Brazil's Finance Ministry's (Ministério da Fazenda') tax appeals board.
Companies paid bribes to members of the CARF - a body within the Finance Ministry that hears appeals on tax disputes - of up to 10% to "manipulate" rulings in cases that involved between
1 and 3bn reais in taxes due, explained federal police inspector Marlon Cajado.
Seventy industrial, agricultural, civil engineering and financial companies, including banks, are being investigated on suspicion of bribing tax officials.
Under investigation are cases that happened between 2005 and 2013, well before current Finance Minister Joaquim Levy took office.
What is the extent of the fraud?
So far, investigators are believe to have detected suspect appeals' rulings that may have cost the state 5bn reais in tax evasion, but other cases – currently being probed - could raise the total to 19bn reais.
Have there been any arrests?
Not yet, but early on Thursday 27 March, police seized documents and 1.3m reais in after raiding:
- the offices of the tax appeals board in the capital, Brasilia
- the homes and offices of tax consultants and lawyers suspected of acting as intermediaries
- the headquarters of Banco Safra, Brazil's 10th largest financial institution
What charges could suspects face?
Suspects could face charges of influence peddling, corruption, criminal conspiracy and money-laundering, which carry prison sentences of up to 50 years.
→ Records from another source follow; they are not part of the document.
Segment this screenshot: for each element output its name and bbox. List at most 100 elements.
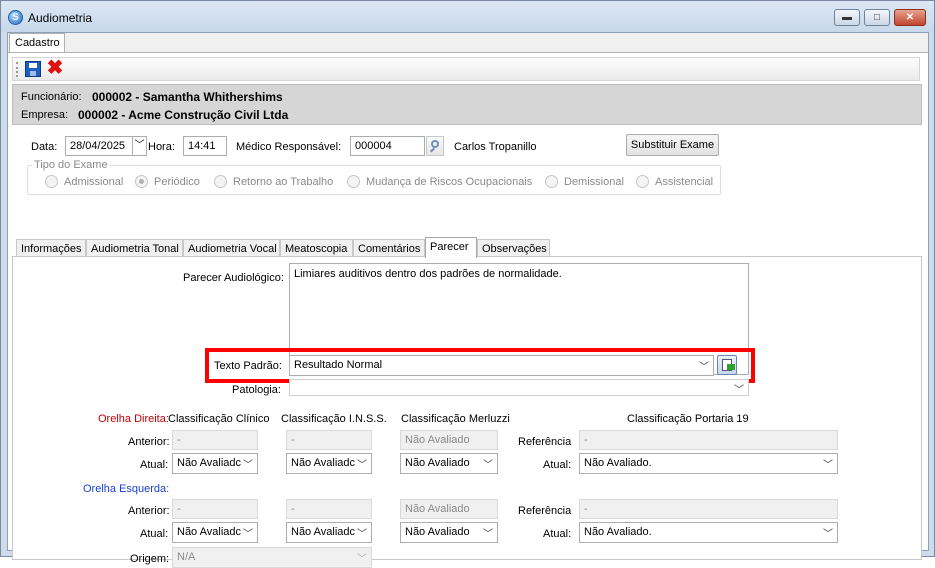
chevron-down-icon: ﹀ xyxy=(483,460,493,471)
od-atual-merluzzi-select[interactable]: Não Avaliado ﹀ xyxy=(400,453,498,474)
col-clinico-header: Classificação Clínico xyxy=(168,413,270,425)
close-button[interactable]: ✕ xyxy=(894,9,926,26)
radio-demissional[interactable] xyxy=(545,175,558,188)
empresa-value: 000002 - Acme Construção Civil Ltda xyxy=(78,108,289,122)
tab-parecer[interactable]: Parecer xyxy=(425,237,477,258)
cadastro-page: ✖ Funcionário: 000002 - Samantha Whither… xyxy=(8,52,928,568)
origem-label: Origem: xyxy=(130,553,170,565)
origem-value: N/A xyxy=(177,551,196,563)
radio-mudanca-riscos[interactable] xyxy=(347,175,360,188)
app-icon: S xyxy=(8,10,23,25)
tab-meatoscopia[interactable]: Meatoscopia xyxy=(280,239,353,257)
oe-anterior-clinico: - xyxy=(172,499,258,519)
radio-retorno-ao-trabalho[interactable] xyxy=(214,175,227,188)
orelha-direita-label: Orelha Direita: xyxy=(98,413,169,425)
oe-atual-portaria-label: Atual: xyxy=(543,528,572,540)
annotation-highlight xyxy=(205,348,755,383)
assistencial-label: Assistencial xyxy=(655,176,714,188)
empresa-label: Empresa: xyxy=(21,109,69,121)
tab-comentarios[interactable]: Comentários xyxy=(353,239,425,257)
oe-referencia-label: Referência xyxy=(518,505,572,517)
funcionario-label: Funcionário: xyxy=(21,91,82,103)
oe-atual-inss-select[interactable]: Não Avaliadc ﹀ xyxy=(286,522,372,543)
origem-select: N/A ﹀ xyxy=(172,547,372,568)
od-atual-portaria-value: Não Avaliado. xyxy=(584,457,652,469)
parecer-audiologico-label: Parecer Audiológico: xyxy=(183,272,284,284)
tab-observacoes[interactable]: Observações xyxy=(477,239,550,257)
od-atual-label: Atual: xyxy=(140,459,169,471)
od-anterior-merluzzi: Não Avaliado xyxy=(400,430,498,450)
oe-atual-inss-value: Não Avaliadc xyxy=(291,526,356,538)
maximize-button[interactable]: □ xyxy=(864,9,890,26)
oe-anterior-inss: - xyxy=(286,499,372,519)
radio-periodico[interactable] xyxy=(135,175,148,188)
funcionario-value: 000002 - Samantha Whithershims xyxy=(92,90,283,104)
oe-atual-merluzzi-value: Não Avaliado xyxy=(405,526,470,538)
od-atual-portaria-label: Atual: xyxy=(543,459,572,471)
od-atual-inss-value: Não Avaliadc xyxy=(291,457,356,469)
data-field[interactable]: 28/04/2025 xyxy=(65,136,133,156)
oe-atual-portaria-value: Não Avaliado. xyxy=(584,526,652,538)
tab-informacoes[interactable]: Informações xyxy=(16,239,86,257)
medico-name: Carlos Tropanillo xyxy=(454,141,537,153)
od-referencia-field: - xyxy=(579,430,838,450)
od-atual-merluzzi-value: Não Avaliado xyxy=(405,457,470,469)
oe-referencia-field: - xyxy=(579,499,838,519)
search-icon[interactable] xyxy=(426,136,444,156)
col-inss-header: Classificação I.N.S.S. xyxy=(281,413,387,425)
save-icon[interactable] xyxy=(25,61,41,77)
chevron-down-icon: ﹀ xyxy=(734,385,744,396)
tab-audiometria-tonal[interactable]: Audiometria Tonal xyxy=(86,239,183,257)
toolbar-grip[interactable] xyxy=(16,62,19,77)
chevron-down-icon: ﹀ xyxy=(483,529,493,540)
admissional-label: Admissional xyxy=(64,176,124,188)
toolbar: ✖ xyxy=(12,57,920,81)
oe-anterior-merluzzi: Não Avaliado xyxy=(400,499,498,519)
minimize-button[interactable]: ▬ xyxy=(834,9,860,26)
client-area: Cadastro ✖ Funcionário: 000002 - Samanth… xyxy=(7,32,929,568)
employee-header: Funcionário: 000002 - Samantha Whithersh… xyxy=(12,84,922,125)
chevron-down-icon: ﹀ xyxy=(357,554,367,565)
top-tabstrip xyxy=(8,33,928,52)
oe-atual-portaria-select[interactable]: Não Avaliado. ﹀ xyxy=(579,522,838,543)
oe-atual-clinico-select[interactable]: Não Avaliadc ﹀ xyxy=(172,522,258,543)
mudanca-label: Mudança de Riscos Ocupacionais xyxy=(366,176,533,188)
parecer-panel: Parecer Audiológico: Limiares auditivos … xyxy=(12,256,922,568)
chevron-down-icon: ﹀ xyxy=(823,529,833,540)
od-atual-inss-select[interactable]: Não Avaliadc ﹀ xyxy=(286,453,372,474)
tab-audiometria-vocal[interactable]: Audiometria Vocal xyxy=(183,239,280,257)
patologia-combo[interactable]: ﹀ xyxy=(289,379,749,396)
radio-assistencial[interactable] xyxy=(636,175,649,188)
col-portaria-header: Classificação Portaria 19 xyxy=(627,413,749,425)
chevron-down-icon: ﹀ xyxy=(823,460,833,471)
chevron-down-icon: ﹀ xyxy=(243,529,253,540)
title-bar[interactable]: S Audiometria ▬ □ ✕ xyxy=(1,1,934,32)
tab-cadastro[interactable]: Cadastro xyxy=(9,33,65,53)
od-anterior-clinico: - xyxy=(172,430,258,450)
hora-label: Hora: xyxy=(148,141,175,153)
od-atual-clinico-select[interactable]: Não Avaliadc ﹀ xyxy=(172,453,258,474)
medico-code-field[interactable]: 000004 xyxy=(350,136,425,156)
retorno-label: Retorno ao Trabalho xyxy=(233,176,334,188)
radio-admissional[interactable] xyxy=(45,175,58,188)
exam-tabs: Informações Audiometria Tonal Audiometri… xyxy=(12,237,922,258)
date-picker-dropdown[interactable]: ﹀ xyxy=(132,136,147,156)
od-anterior-label: Anterior: xyxy=(128,436,170,448)
col-merluzzi-header: Classificação Merluzzi xyxy=(401,413,510,425)
window-title: Audiometria xyxy=(28,11,93,25)
oe-atual-merluzzi-select[interactable]: Não Avaliado ﹀ xyxy=(400,522,498,543)
medico-label: Médico Responsável: xyxy=(236,141,342,153)
demissional-label: Demissional xyxy=(564,176,624,188)
od-anterior-inss: - xyxy=(286,430,372,450)
tipo-exame-legend: Tipo do Exame xyxy=(32,159,110,171)
chevron-down-icon: ﹀ xyxy=(357,529,367,540)
oe-atual-label: Atual: xyxy=(140,528,169,540)
od-referencia-label: Referência xyxy=(518,436,572,448)
hora-field[interactable]: 14:41 xyxy=(183,136,227,156)
cancel-icon[interactable]: ✖ xyxy=(45,58,65,78)
chevron-down-icon: ﹀ xyxy=(243,460,253,471)
substituir-exame-button[interactable]: Substituir Exame xyxy=(626,134,719,156)
data-label: Data: xyxy=(31,141,58,153)
oe-anterior-label: Anterior: xyxy=(128,505,170,517)
od-atual-portaria-select[interactable]: Não Avaliado. ﹀ xyxy=(579,453,838,474)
Companies accused of paying to obtain favourable rulings, meanwhile, will have their cases reopened.
What impact could this have?
While current Finance Minister Levy will not be held responsible, this tax fraud scandal could worsen the political climate at a time when the popularity of President Dilma Rousseff's socialist government has plummeted, due in part to a stalling economy and the kickback scandal engulfing state-run oil company Petrobras, which has implicated her allies.
To counter rising discontent, Rousseff launched an anti-corruption offensive on 18 March.
The plan includes the criminalisation of slush funds - known in Portuguese as Caixa 2 - that are widely used by Brazil's political parties to finance their campaigns, as well as a decree implementing an anti-bribery law passed more than a year ago that stiffens fines for companies but has not been applied for a lack of finalised rules.